Jul 26, 2023
Japan is a unique country where underperformance is not considered a legitimate reason to terminate someone’s employ. Leaders new to the country will often run into this issue. They arrive with a mandate from HQ to “fix” Japan and get it up to a required performance standard. As soon as the new broom brings in changes to achieve the HQ revenue targets, the trouble starts. Change is never an easy thing for Japan to deal with because the same old, same old is a known commodity and therefore a safe choice. New represents risk and everyone here has been raised to avoid mistakes and errors and new things are inevitably going to be difficult to execute perfectly from the start. Ergo, don’t do new things.
The new boss will have religion about the changes they want to see and in short order they discover that despite all of that head nodding agreement in the room, no one is executing the agreed changes. The answer is simple. As far as the Japanese leaders are concerned, they have not agreed but they have chosen not to raise their concerns in the meeting where they were discussed. This is the western way of doing things – get everyone together, debate, then decide. Japan doesn’t do it that way.
The nemawashi or groundwork method requires a lot of consensus building, so that the meeting is only there to rubber stamp something which has been worked out behind the scenes over a long period. Every angle has been studied, every correlation considered, every impact divined. Once this has been agreed to everyone’s satisfaction, then it will be raised to the top of the tree for a decision.
The new boss just raising this at a meeting before the proper due diligence has been undertaken is not considered the professional way of doing things and that is why the follow-up doesn’t get done. People just haven’t agreed yet. The boss remonstrates with his or her executive team but cannot get a handle on what is going on. Some people are more resistant than others and these people get marked for removal, as individuals who are not aligned with HQ’s direction nor the new boss’s strategy. Who is right and who is wrong isn’t particularly clear, but resistance and non-performance are clear and that is how people are ejected from the team.
To the new boss, these resisters need to be dealt with ruthlessly or the mandate will never get done. There is no tolerance for a perceived lack of loyalty. The irony is often that the resisters are often super loyal and are trying to save the machine from itself. They are usually super loyal to the clients and always take their side in any contest between what is good for the client and what is good for the organisation. A bunch of outside HQ ideas being forced on Japan is not seen as having the right amount of depth of understanding of the market and the customer base. Not doing what HQ suggests is seen as the smarter move because the people sitting in HQ have close to zero understanding of Japan and how things really work. The newly minted boss has been given their marching orders and they will be removed if they don’t follow them to the letter. The new boss is therefore resisted as a clueless plant from HQ, doing the bidding of people even more clueless than they are. It is a head-on collision just waiting to happen.

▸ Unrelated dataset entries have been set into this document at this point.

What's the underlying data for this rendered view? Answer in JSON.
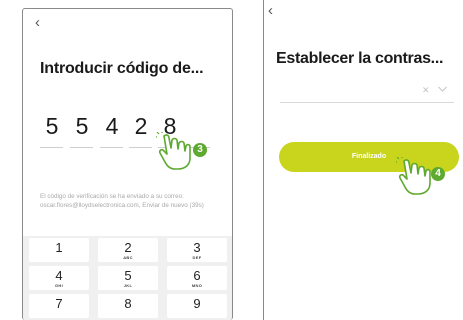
{
  "colors": {
    "accent": "#c9d51c",
    "badge": "#5ea92f"
  },
  "screen1": {
    "back_icon": "chevron-left-icon",
    "title": "Introducir código de...",
    "code_digits": [
      "5",
      "5",
      "4",
      "2",
      "8"
    ],
    "info_text": "El código de verificación se ha enviado a su correo: oscar.flores@lloydselectronica.com, Enviar de nuevo (39s)",
    "step_badge": "3",
    "keypad": [
      {
        "num": "1",
        "letters": ""
      },
      {
        "num": "2",
        "letters": "ABC"
      },
      {
        "num": "3",
        "letters": "DEF"
      },
      {
        "num": "4",
        "letters": "GHI"
      },
      {
        "num": "5",
        "letters": "JKL"
      },
      {
        "num": "6",
        "letters": "MNO"
      },
      {
        "num": "7",
        "letters": ""
      },
      {
        "num": "8",
        "letters": ""
      },
      {
        "num": "9",
        "letters": ""
      }
    ]
  },
  "screen2": {
    "back_icon": "chevron-left-icon",
    "title": "Establecer la contras...",
    "password_value": "",
    "clear_icon": "close-icon",
    "toggle_icon": "eye-icon",
    "finish_label": "Finalizado",
    "step_badge": "4"
  }
}
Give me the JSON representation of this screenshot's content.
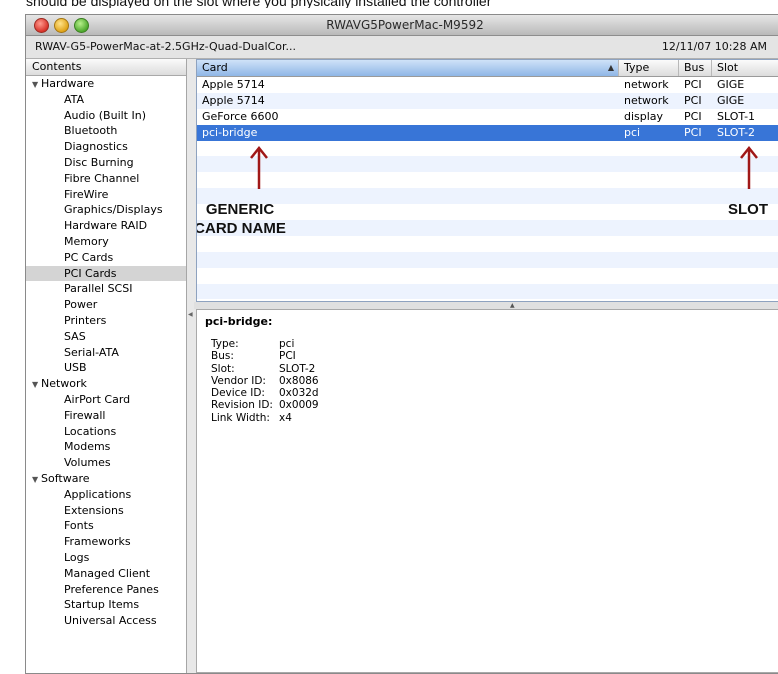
{
  "top_caption": "should be displayed on the slot where you physically installed the controller",
  "window": {
    "title": "RWAVG5PowerMac-M9592",
    "machine_label": "RWAV-G5-PowerMac-at-2.5GHz-Quad-DualCor...",
    "datetime": "12/11/07 10:28 AM"
  },
  "sidebar": {
    "header": "Contents",
    "groups": [
      {
        "label": "Hardware",
        "items": [
          "ATA",
          "Audio (Built In)",
          "Bluetooth",
          "Diagnostics",
          "Disc Burning",
          "Fibre Channel",
          "FireWire",
          "Graphics/Displays",
          "Hardware RAID",
          "Memory",
          "PC Cards",
          "PCI Cards",
          "Parallel SCSI",
          "Power",
          "Printers",
          "SAS",
          "Serial-ATA",
          "USB"
        ]
      },
      {
        "label": "Network",
        "items": [
          "AirPort Card",
          "Firewall",
          "Locations",
          "Modems",
          "Volumes"
        ]
      },
      {
        "label": "Software",
        "items": [
          "Applications",
          "Extensions",
          "Fonts",
          "Frameworks",
          "Logs",
          "Managed Client",
          "Preference Panes",
          "Startup Items",
          "Universal Access"
        ]
      }
    ],
    "selected_item": "PCI Cards"
  },
  "table": {
    "columns": [
      "Card",
      "Type",
      "Bus",
      "Slot"
    ],
    "rows": [
      {
        "card": "Apple 5714",
        "type": "network",
        "bus": "PCI",
        "slot": "GIGE"
      },
      {
        "card": "Apple 5714",
        "type": "network",
        "bus": "PCI",
        "slot": "GIGE"
      },
      {
        "card": "GeForce 6600",
        "type": "display",
        "bus": "PCI",
        "slot": "SLOT-1"
      },
      {
        "card": "pci-bridge",
        "type": "pci",
        "bus": "PCI",
        "slot": "SLOT-2"
      }
    ],
    "selected_row": 3
  },
  "annotations": {
    "generic_card_name": [
      "GENERIC",
      "CARD NAME"
    ],
    "slot": "SLOT"
  },
  "detail": {
    "title": "pci-bridge:",
    "properties": [
      {
        "label": "Type:",
        "value": "pci"
      },
      {
        "label": "Bus:",
        "value": "PCI"
      },
      {
        "label": "Slot:",
        "value": "SLOT-2"
      },
      {
        "label": "Vendor ID:",
        "value": "0x8086"
      },
      {
        "label": "Device ID:",
        "value": "0x032d"
      },
      {
        "label": "Revision ID:",
        "value": "0x0009"
      },
      {
        "label": "Link Width:",
        "value": "x4"
      }
    ]
  },
  "colors": {
    "selection_blue": "#3875d7",
    "alt_row": "#edf3fe",
    "annotation_arrow": "#a01818"
  }
}
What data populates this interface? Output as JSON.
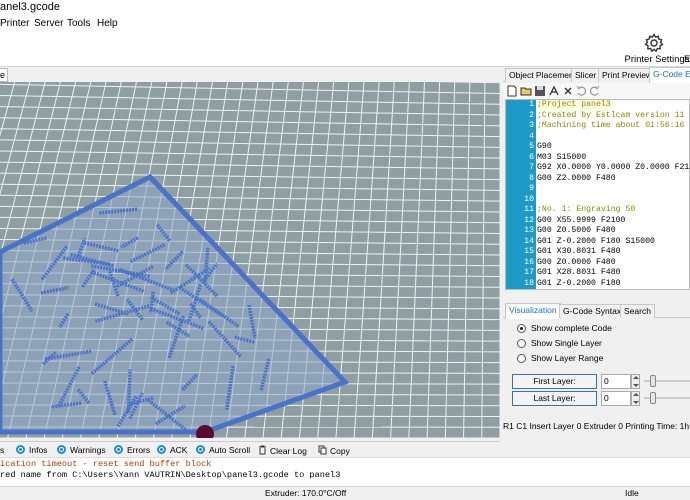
{
  "window": {
    "title": "anel3.gcode"
  },
  "menu": {
    "items": [
      "Printer",
      "Server",
      "Tools",
      "Help"
    ]
  },
  "toolbar": {
    "printer_settings_label": "Printer Settings",
    "edge_label": "E"
  },
  "view_tab_stub": "e",
  "right_tabs": [
    "Object Placement",
    "Slicer",
    "Print Preview",
    "G-Code Edi"
  ],
  "gcode_lines": [
    {
      "n": "1",
      "text": ";Project panel3",
      "comment": true
    },
    {
      "n": "2",
      "text": ";Created by Estlcam version 11",
      "comment": true
    },
    {
      "n": "3",
      "text": ";Machining time about 01:56:16",
      "comment": true
    },
    {
      "n": "4",
      "text": "",
      "comment": false
    },
    {
      "n": "5",
      "text": "G90",
      "comment": false
    },
    {
      "n": "6",
      "text": "M03 S15000",
      "comment": false
    },
    {
      "n": "7",
      "text": "G92 X0.0000 Y0.0000 Z0.0000 F21",
      "comment": false
    },
    {
      "n": "8",
      "text": "G00 Z2.0000 F480",
      "comment": false
    },
    {
      "n": "9",
      "text": "",
      "comment": false
    },
    {
      "n": "10",
      "text": "",
      "comment": false
    },
    {
      "n": "11",
      "text": ";No. 1: Engraving 50",
      "comment": true
    },
    {
      "n": "12",
      "text": "G00 X55.9999 F2100",
      "comment": false
    },
    {
      "n": "13",
      "text": "G00 Z0.5000 F480",
      "comment": false
    },
    {
      "n": "14",
      "text": "G01 Z-0.2000 F180 S15000",
      "comment": false
    },
    {
      "n": "15",
      "text": "G01 X30.8031 F480",
      "comment": false
    },
    {
      "n": "16",
      "text": "G00 Z0.0000 F480",
      "comment": false
    },
    {
      "n": "17",
      "text": "G01 X28.8031 F480",
      "comment": false
    },
    {
      "n": "18",
      "text": "G01 Z-0.2000 F180",
      "comment": false
    }
  ],
  "bottom_tabs": [
    "Visualization",
    "G-Code Syntax",
    "Search"
  ],
  "visualization": {
    "options": [
      "Show complete Code",
      "Show Single Layer",
      "Show Layer Range"
    ],
    "selected": 0,
    "first_layer_label": "First Layer:",
    "first_layer_value": "0",
    "last_layer_label": "Last Layer:",
    "last_layer_value": "0"
  },
  "editor_status": "R1  C1  Insert  Layer 0  Extruder 0  Printing Time: 1h:1",
  "log_bar": {
    "items": [
      "s",
      "Infos",
      "Warnings",
      "Errors",
      "ACK",
      "Auto Scroll",
      "Clear Log",
      "Copy"
    ]
  },
  "log_lines": [
    {
      "text": "ication timeout - reset send buffer block",
      "warn": true
    },
    {
      "text": "red name from C:\\Users\\Yann VAUTRIN\\Desktop\\panel3.gcode to panel3",
      "warn": false
    }
  ],
  "statusbar": {
    "extruder": "Extruder: 170.0°C/Off",
    "state": "Idle"
  },
  "colors": {
    "accent": "#1e9ac6",
    "grid": "#8aa3ab",
    "part": "#4a72c8"
  }
}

After a couple of years of experience gained in Japan and a better understanding of client needs, the new boss starts to open their eyes and become a lot less rambunctious. The resisters have been canned or calmed. Those who left have moved on to the next company and they won’t be coming back. They took all the client relationships with them too, as the new boss slowly discovers to their chagrin. This happened for one of the senior Japanese staff at an organisation I know well. The new broom got rid of him and without knowing it, had just destroyed decades of deep relationship build with the buyers, once a market leading jewel in the crown for that organisation. That new broom was arrogant and clueless, so I am not sure if he ever appreciated what he had done.
New leaders have their marching orders from HQ but they would be wise to take their time trying to implement them. Get to know the people first, especially the key clients. It is much easier to educate HQ idiots about Japan, than to find people with decades of relationships and deep knowledge of the area. Of course, there will be underperformers who should be removed, but make sure they actually are underperformers first before taking any drastic action.